Royal Opera House, Linbury theatre, London
Maurice Béjart’s adaptation of Happy Days sees Alessandra Ferri up to her hips in ballet shoes in this sparse, dreamlike work

Alessandra Ferri is drowning in a mountain of pointe shoes. A huge pile of pink satin almost fills the stage, and in the centre the 58-year-old ballerina, visible only from the waist up, is buried in the tools of her trade. Every shoe is a link to the past, “I remember!” she says, holding up a pair and humming a melody from Prokofiev’s Romeo and Juliet. She taps the toes to see how hard they are. “They’ll still do for the second act.”

This is not Ferri’s story, though. The role is credited only as “She”, but essentially she is Winnie from Samuel Beckett’s Happy Days, which inspired choreographer Maurice Béjart to make this work. (In the play, Winnie is buried in sand, not shoes.) Béjart changed the central character to an ageing ballerina, originally created for the Italian dancer Carla Fracci, in 1998. Ferri is only the third woman to perform the role – the other was Maina Gielgud, who helped Ferri reconstruct it for this production.
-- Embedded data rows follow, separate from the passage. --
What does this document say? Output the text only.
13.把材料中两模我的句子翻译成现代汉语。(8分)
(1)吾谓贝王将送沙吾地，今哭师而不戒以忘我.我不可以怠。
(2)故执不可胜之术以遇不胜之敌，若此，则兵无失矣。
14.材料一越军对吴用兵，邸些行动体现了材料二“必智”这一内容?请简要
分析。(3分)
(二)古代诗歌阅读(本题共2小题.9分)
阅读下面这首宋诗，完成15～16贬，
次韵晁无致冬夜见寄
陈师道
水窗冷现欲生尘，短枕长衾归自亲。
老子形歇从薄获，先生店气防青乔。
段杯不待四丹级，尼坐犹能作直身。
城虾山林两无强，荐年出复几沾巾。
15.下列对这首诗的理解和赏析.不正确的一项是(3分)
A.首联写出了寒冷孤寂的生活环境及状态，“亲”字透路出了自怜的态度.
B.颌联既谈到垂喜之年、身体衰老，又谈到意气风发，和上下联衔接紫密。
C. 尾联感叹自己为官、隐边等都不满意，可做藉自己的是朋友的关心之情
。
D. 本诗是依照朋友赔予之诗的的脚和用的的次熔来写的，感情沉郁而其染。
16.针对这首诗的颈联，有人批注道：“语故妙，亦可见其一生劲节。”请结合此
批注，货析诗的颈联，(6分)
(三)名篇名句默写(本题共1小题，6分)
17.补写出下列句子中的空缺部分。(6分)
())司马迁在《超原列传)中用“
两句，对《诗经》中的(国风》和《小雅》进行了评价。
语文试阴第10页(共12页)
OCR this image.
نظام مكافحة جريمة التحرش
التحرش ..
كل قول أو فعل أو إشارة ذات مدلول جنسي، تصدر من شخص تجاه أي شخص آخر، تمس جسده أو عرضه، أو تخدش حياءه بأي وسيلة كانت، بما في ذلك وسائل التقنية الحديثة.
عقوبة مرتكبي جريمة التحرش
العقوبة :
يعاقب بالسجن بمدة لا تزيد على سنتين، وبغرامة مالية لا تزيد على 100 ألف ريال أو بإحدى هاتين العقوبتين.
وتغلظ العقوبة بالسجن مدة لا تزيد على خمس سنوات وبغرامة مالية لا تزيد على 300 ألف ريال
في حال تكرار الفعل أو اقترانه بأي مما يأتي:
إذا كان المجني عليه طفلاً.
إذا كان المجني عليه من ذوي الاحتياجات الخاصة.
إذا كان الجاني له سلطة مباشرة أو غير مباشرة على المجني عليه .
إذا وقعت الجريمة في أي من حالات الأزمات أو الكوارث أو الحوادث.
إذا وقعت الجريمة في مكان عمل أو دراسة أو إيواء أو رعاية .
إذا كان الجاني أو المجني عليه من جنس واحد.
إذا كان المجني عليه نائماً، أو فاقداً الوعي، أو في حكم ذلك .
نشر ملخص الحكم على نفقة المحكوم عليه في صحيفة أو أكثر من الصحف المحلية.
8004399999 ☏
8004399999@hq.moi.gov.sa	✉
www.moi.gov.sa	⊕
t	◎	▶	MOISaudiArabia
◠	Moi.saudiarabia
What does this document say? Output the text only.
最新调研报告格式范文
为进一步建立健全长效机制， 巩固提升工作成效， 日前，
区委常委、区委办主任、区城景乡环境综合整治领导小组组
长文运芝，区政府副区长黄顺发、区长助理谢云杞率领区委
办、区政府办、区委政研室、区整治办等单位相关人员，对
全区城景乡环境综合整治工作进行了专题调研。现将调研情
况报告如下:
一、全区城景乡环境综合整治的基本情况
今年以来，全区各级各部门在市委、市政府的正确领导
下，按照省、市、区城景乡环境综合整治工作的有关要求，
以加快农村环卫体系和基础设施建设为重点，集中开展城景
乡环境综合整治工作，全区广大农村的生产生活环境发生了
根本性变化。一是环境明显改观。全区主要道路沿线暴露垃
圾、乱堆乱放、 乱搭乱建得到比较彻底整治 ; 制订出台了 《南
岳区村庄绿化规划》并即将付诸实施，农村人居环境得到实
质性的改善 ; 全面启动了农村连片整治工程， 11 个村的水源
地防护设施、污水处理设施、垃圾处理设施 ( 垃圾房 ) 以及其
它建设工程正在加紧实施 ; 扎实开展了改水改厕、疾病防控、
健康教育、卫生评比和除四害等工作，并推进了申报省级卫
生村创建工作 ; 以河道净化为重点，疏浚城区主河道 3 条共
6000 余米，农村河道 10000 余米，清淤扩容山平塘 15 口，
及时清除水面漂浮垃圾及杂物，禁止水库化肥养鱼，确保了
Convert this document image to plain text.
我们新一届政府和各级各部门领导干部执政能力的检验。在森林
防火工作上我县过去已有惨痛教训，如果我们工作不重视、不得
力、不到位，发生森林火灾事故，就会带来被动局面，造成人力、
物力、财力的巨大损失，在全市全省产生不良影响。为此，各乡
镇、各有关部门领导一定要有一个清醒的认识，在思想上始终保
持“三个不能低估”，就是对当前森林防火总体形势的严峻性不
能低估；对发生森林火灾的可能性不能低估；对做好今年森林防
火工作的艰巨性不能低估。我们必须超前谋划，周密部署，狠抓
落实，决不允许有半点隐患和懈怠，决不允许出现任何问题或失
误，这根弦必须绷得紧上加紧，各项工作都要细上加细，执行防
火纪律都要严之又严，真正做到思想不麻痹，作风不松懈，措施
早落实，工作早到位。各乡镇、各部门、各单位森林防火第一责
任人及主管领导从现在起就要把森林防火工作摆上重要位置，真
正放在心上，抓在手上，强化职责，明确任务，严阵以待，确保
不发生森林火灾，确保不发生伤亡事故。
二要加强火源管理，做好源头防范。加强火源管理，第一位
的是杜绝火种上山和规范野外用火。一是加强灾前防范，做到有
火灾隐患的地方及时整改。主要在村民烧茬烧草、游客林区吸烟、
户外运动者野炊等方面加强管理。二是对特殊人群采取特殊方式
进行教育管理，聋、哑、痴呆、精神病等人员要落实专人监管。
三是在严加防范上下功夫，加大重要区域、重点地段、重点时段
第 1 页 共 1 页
Carsten Jung and Alessandra Ferri in L’Heure Exquise.
Carsten Jung and Alessandra Ferri in L’Heure Exquise. Photograph: Tristram Kenton/the Guardian

Ferri’s Winnie is a woman of determined positivity (her mantra: “I can’t complain, I mustn’t complain”), who is content among her memories. She does emerge from the mound of shoes, to dance with her husband (former Hamburg Ballet dancer Carsten Jung) in sweet concord, whether a simple pas de deux or a piggyback. But so much of the action is on her face, Ferri’s big eyes widening or cast to the floor, her delicate features rearranging into a gaze of sorrow or elation or wistfulness, as if she’s recalling the smells and tastes and sounds of her past.

L’Heure Exquise is part-play, part-dance and it’s sparse in feel; quiet, strange, somewhat dreamlike, with shades of darkness sewn among the cheer. Winnie’s fragmented thoughts are punctuated by doubt. Ferri unfurls her arms into an elegant fourth position (she has a beautiful presence on stage) then falters, her fingers jump to her mouth in uncertainty over what comes next.

It’s no life, you might say, being resigned to nostalgia, but for Winnie it’s safer there. For Ferri, however, her dancing years are still very much alive.